- Born: 1911 Austin, Texas, USA
- Died: February 25, 1996 (aged 84–85) Ithaca, New York, USA
- Education: University of Arkansas; Cornell University;
- Spouse: Geraldine Gibson
- Children: 1
- Scientific career
- Fields: Entomology Entomotoxicology; Insect physiology; ; Biochemistry;
- Workplaces: New York State College of Agriculture at Cornell University

= Charles E. Palm =

American entomologist (1911–1996)

Charles Edmund Palm (1911-Feb. 25, 1996) was an American entomologist and Dean of the New York State College of Agriculture at Cornell University for 13 years from 1959 to 1972.

Palm was born in Austin, Texas, and grew up on a fruit and vegetable farm in northwest Arkansas. He graduated with honors from the University of Arkansas and then earned a Ph.D. from Cornell University in 1935.

Palm was an expert in international agricultural development and was a consultant to the Ford Foundation on Mexico's agricultural program. After research showed the harmful ecological effects of chemical pesticides, Palm advocated the continued use of DDT in controlled circumstances.

While at Cornell, Palm served for 19 years as Chairman of the Department of Entomology and Limnology. He also served as the Agriculture College's Director of Research for two years (1957–59) before becoming Dean. While Dean, Palm created Cornell's office of International Agriculture Development. Palm retired in 1976.

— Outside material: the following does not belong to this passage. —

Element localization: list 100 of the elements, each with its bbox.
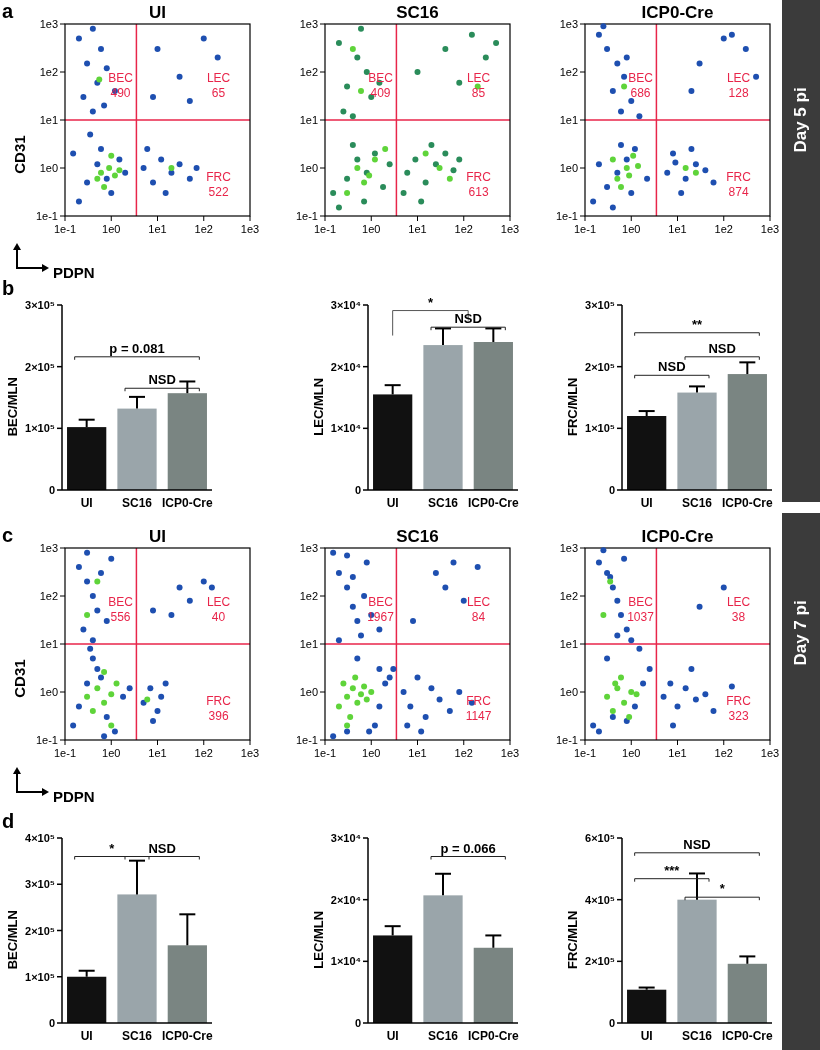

Palm was a member of the National Academy of Sciences-National Research Council (NAS-NRC) for nine years. He chaired NAS-NRC's Committee on Plant and Animal Pests. He was also chairman of NAS-NRC's Agricultural Board and its executive committee from 1965 to 1968. Charles Palm died on February 25, 1996, at the Cayuga Medical Center in Ithaca, New York.